Although I’m a city boy, born and bred, I entertain a picture of myself as someone equally at ease in rural settings. I tell myself I have a foot in both worlds. I’m used to sirens in the middle of the night, the continuous roar of traffic, crazy people screaming at the sky. But I’m reserved by nature, quiet, reflective. If I had lived in medieval Europe, people might have taken me for a monk. Given my personality, it’s understandable then that every so often I feel an need to escape from the city. These times of retreat are even more valuable to me during the Covid-19 pandemic when it feels like I’m in an Edgar Allen Poe story where the walls are closing in around me.
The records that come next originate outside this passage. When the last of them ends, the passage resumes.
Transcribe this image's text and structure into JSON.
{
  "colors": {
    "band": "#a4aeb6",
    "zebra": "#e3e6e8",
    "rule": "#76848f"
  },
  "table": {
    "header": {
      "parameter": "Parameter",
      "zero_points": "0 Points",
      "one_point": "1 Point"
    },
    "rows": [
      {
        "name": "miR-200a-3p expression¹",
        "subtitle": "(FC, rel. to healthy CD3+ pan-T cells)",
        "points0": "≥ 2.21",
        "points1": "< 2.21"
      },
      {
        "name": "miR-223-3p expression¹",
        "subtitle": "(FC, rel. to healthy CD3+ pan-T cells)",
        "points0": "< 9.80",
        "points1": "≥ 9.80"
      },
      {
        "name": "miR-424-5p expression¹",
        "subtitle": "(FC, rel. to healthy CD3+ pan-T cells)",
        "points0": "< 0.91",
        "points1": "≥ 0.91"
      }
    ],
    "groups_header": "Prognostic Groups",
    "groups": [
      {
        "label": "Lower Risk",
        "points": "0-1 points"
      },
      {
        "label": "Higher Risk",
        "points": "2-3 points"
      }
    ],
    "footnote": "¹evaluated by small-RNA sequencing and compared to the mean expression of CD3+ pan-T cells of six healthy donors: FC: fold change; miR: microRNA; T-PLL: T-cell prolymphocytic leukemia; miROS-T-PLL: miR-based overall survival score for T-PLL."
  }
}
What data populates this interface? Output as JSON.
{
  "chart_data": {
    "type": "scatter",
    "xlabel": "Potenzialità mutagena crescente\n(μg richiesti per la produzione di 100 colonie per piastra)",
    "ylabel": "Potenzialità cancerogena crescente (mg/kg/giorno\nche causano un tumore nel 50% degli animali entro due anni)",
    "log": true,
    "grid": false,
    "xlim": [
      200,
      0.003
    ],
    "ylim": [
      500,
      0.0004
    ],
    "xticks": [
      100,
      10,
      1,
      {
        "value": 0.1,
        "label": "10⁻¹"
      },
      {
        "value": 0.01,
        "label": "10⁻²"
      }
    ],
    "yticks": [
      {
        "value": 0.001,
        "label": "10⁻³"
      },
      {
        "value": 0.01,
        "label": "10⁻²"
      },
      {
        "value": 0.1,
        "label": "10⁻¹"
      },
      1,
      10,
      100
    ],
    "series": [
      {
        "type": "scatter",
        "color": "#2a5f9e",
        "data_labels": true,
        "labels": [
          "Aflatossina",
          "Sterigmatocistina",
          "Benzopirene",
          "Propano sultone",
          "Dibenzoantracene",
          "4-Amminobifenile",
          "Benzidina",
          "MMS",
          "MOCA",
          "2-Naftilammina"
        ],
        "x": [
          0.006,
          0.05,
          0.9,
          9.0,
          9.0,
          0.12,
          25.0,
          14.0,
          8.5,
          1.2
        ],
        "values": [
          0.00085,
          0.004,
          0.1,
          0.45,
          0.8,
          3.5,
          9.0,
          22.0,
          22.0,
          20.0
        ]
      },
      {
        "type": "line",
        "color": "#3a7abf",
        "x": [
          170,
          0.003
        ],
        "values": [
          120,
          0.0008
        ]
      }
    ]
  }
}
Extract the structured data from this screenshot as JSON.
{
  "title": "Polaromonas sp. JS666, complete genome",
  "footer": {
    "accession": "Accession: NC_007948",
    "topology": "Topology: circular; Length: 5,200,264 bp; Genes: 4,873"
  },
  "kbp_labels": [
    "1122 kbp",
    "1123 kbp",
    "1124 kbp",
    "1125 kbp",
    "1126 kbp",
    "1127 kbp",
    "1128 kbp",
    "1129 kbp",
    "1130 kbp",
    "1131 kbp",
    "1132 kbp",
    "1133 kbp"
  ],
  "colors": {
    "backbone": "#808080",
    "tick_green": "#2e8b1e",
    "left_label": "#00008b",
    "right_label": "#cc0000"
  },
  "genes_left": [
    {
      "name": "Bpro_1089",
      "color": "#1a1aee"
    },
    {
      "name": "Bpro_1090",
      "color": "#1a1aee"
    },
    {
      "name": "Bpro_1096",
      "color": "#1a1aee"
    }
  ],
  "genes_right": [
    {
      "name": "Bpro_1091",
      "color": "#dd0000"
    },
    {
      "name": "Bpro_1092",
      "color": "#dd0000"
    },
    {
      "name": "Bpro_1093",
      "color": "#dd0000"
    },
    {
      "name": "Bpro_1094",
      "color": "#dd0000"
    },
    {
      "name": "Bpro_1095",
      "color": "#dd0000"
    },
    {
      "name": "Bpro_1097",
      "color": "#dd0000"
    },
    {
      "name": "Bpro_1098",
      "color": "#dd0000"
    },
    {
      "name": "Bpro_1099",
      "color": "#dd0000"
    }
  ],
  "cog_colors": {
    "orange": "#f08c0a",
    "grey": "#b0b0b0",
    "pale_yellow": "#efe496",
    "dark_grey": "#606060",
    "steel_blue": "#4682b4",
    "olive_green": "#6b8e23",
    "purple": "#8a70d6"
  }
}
And so I find myself up before sunrise, watching fog settle over an Ontario lake, enjoying the illusion of a pristine wilderness as docks and cottages vanish in the mist. Then the Canada Geese start up. There are flocks of them (or is it gaggles?) in every tiny cove. They are obnoxious. They remind me of city neighbours who go at one another across balconies. They honk louder than city cars. They’re filthy. They carpet the shoreline in green knots of shit. To take photographs in the fog, I tread carefully as if I’m a soldier on D-Day trying to avoid land mines.
So much for nature. So much for the contemplative life. I’d find more peace in the city.